Et le roulier n'est plus qu'un orage de coups
Tombant sur ce forçat qui traîne des licous,
Qui souffre et ne connaît ni repos ni dimanche.
Si la corde se casse, il frappe avec le pié ;
Et le cheval, tremblant, hagard, estropié,
Baisse son cou lugubre et sa tête égarée ;
On entend, sous les coups de la botte ferrée,
Sonner le ventre nu du pauvre être muet !
Il râle ; tout à l'heure encore il remuait ;
Mais il ne bouge plus, et sa force est finie ;
Et les coups furieux pleuvent ; son agonie
Tente un dernier effort ; son pied fait un écart,
Il tombe, et le voilà brisé sous le brancard ;
Et, dans l'ombre, pendant que son bourreau redouble,
Il regarde quelqu'un de sa prunelle trouble ;
Et l'on voit lentement s'éteindre, humble et terni,
Son œil plein des stupeurs sombres de l'infini,
Où luit vaguement l'âme effrayante des choses.
Hélas !

Cet avocat plaide toutes les causes ;
Il rit des généreux qui désirent savoir
Si blanc n'a pas raison, avant de dire noir ;
Calme, en sa conscience il met ce qu'il rencontre,
Ou le sac d'argent Pour, ou le sac d'argent Contre ;
Le sac pèse pour lui ce que la cause vaut.
Embusqué, plume au poing, dans un journal dévot,
Comme un bandit tuerait, cet écrivain diffame.
La foule hait cet homme et proscrit cette femme ;
Ils sont maudits. Quel est leur crime ? Ils ont aimé.
L'opinion rampante accable l'opprimé,
Et, chatte aux pieds des forts, pour le faible est tigresse.
De l'inventeur mourant le parasite engraisse.
Le monde parle, assure, affirme, jure, ment,
Triche, et rit d'escroquer la dupe Dévouement.
Le puissant resplendit et du destin se joue ;
Derrière lui, tandis qu'il marche et fait la roue,
Sa fiente épanouie engendre son flatteur.
Les nains sont dédaigneux de toute leur hauteur.
Ô hideux coins de rue où le chiffonnier morne
Va, tenant à la main sa lanterne de corne,
Vos tas d'ordures sont moins noirs que les vivants !
Qui, des vents ou des cœurs, est le plus sûr ? Les vents.
Cet homme ne croit rien et fait semblant de croire ;
Il a l'œil clair, le front gracieux, l'âme noire ;
Il se courbe ; il sera votre maître demain.

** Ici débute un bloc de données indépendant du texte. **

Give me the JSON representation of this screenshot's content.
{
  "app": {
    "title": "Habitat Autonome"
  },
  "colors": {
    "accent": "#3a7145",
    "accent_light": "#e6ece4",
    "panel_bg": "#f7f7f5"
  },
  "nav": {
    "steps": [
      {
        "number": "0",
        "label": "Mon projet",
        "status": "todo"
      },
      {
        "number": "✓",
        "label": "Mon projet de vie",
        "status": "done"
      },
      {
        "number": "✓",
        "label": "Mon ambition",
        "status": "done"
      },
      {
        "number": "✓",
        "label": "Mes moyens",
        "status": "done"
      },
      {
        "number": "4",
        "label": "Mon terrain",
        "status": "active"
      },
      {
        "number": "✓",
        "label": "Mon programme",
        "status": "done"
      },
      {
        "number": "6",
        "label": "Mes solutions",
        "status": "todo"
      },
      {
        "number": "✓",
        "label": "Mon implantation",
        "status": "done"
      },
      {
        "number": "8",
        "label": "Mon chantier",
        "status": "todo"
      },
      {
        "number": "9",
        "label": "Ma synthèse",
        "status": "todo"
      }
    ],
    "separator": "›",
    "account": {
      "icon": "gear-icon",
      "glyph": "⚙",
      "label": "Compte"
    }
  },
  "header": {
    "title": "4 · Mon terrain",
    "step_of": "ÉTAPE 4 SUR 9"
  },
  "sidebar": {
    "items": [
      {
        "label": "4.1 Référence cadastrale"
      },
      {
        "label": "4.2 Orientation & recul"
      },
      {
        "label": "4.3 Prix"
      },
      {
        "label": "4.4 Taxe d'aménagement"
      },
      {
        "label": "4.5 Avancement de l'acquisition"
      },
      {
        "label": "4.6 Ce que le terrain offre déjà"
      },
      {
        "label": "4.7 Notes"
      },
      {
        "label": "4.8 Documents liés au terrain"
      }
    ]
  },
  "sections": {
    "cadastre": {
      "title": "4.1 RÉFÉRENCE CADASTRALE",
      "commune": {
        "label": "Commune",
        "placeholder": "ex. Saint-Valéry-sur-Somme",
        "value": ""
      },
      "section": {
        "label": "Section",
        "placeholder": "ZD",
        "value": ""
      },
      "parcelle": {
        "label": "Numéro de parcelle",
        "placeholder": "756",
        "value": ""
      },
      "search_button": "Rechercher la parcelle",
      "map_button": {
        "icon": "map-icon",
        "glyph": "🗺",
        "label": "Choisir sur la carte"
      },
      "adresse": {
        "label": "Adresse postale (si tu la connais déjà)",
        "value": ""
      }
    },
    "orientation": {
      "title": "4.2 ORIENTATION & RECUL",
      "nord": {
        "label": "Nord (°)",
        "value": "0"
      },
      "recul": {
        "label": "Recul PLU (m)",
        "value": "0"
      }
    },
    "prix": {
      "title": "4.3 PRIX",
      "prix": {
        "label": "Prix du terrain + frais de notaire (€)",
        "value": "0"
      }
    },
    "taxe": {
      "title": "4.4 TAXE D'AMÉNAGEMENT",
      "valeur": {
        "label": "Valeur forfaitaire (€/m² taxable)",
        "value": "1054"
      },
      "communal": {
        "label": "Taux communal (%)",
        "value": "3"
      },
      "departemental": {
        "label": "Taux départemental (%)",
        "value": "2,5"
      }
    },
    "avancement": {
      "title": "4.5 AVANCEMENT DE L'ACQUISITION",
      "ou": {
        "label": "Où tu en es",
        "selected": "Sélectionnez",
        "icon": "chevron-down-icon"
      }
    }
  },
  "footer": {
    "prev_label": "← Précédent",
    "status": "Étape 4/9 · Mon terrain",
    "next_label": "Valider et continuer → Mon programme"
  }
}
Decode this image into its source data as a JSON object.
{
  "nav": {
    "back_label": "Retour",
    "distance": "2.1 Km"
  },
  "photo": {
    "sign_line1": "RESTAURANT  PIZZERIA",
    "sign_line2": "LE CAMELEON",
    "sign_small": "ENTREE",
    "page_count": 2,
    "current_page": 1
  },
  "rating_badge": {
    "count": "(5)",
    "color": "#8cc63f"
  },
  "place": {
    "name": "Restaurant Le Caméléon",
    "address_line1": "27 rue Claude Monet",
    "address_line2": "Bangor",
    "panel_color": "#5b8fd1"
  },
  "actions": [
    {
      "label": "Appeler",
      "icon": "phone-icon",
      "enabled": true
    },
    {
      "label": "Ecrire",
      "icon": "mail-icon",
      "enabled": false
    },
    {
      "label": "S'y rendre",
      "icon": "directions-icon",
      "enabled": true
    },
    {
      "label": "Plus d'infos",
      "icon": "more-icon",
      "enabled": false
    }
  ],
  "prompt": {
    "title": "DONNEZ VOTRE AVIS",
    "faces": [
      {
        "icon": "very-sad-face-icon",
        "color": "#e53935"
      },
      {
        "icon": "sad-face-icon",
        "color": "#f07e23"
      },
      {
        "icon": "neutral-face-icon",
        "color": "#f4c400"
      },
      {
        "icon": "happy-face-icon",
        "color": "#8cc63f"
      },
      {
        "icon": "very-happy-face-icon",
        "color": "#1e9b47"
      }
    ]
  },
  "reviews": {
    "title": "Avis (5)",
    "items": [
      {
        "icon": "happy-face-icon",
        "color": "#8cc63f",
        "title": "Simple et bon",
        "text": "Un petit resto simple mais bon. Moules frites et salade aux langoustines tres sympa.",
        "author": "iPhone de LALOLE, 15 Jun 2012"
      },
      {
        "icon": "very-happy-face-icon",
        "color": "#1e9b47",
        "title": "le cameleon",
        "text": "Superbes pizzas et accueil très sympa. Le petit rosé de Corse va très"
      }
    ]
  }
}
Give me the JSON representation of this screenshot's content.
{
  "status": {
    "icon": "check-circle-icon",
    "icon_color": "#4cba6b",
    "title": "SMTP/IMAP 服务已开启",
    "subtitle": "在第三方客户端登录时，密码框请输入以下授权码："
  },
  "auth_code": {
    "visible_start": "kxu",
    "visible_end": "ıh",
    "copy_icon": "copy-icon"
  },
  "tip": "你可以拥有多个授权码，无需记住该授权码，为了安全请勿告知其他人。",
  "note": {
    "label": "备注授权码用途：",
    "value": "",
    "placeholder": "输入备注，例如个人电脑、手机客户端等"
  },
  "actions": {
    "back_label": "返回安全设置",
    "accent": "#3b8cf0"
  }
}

Tu casses des cailloux, vieillard, sur le chemin ;
Ton feutre humble et troué s'ouvre à l'air qui le mouille ;
Sous la pluie et le temps ton crâne nu se rouille ;
Le chaud est ton tyran, le froid est ton bourreau ;
Ton vieux corps grelottant tremble sous ton sarrau ;
Ta cahute, au niveau du fossé de la route,
Offre son toit de mousse à la chèvre qui broute ;
Tu gagnes dans ton jour juste assez de pain noir
Pour manger le matin et pour jeûner le soir ;
Et, fantôme suspect devant qui l'on recule,
Regardé de travers quand vient le crépuscule,
Pauvre au point d'alarmer les allants et venants,
Frère sombre et pensif des arbres frissonnants,
Tu laisses choir tes ans ainsi qu'eux leur feuillage ;
Autrefois, homme alors dans la force de l'âge,
Quand tu vis que l'Europe implacable venait,
Et menaçait Paris et notre aube qui naît,
Et, mer d'hommes, roulait vers la France effarée,
Et le Russe et le *** sur la terre sacrée
Se ruer, et le nord revomir Attila,
Tu te levas, tu pris ta fourche ; en ces temps-là,
Tu fus, devant les rois qui tenaient la campagne,
Un des grands paysans de la grande Champagne.
C'est bien. Mais, vois, là-bas, le long du vert sillon,
Une calèche arrive, et, comme un tourbillon,
Dans la poudre du soir qu'à ton front tu secoues,
Mêle l'éclair du fouet au tonnerre des roues.
Un homme y dort. Vieillard, chapeau bas ! Ce passant
Fit sa fortune à l'heure où tu versais ton sang ;
Il jouait à la baisse, et montait à mesure
Que notre chute était plus profonde et plus sûre ;
Il fallait un vautour à nos morts ; il le fut ;
Il fit, travailleur âpre et toujours à l'affût,
Suer à nos malheurs des châteaux et des rentes ;
Moscou remplit ses prés de meules odorantes ;
Pour lui, Leipsick payait des chiens et des valets,
Et la Bérésina charriait un palais ;
Pour lui, pour que cet homme ait des fleurs, des charmilles,
Des parcs dans Paris même ouvrant leurs larges grilles,
Des jardins où l'on voit le cygne errer sur l'eau,
Un million joyeux sortit de Waterloo ;
Si bien que du désastre il a fait sa victoire,
Et que, pour la manger, et la tordre, et la boire,
Ce Shaylock, avec le sabre de Blucher,
A coupé sur la France une livre de chair.
Or, de vous deux, c'est toi qu'on hait, lui qu'on vénère ;
Vieillard, tu n'es qu'un gueux, et ce millionnaire,
C'est l'honnête homme. Allons, debout, et chapeau bas !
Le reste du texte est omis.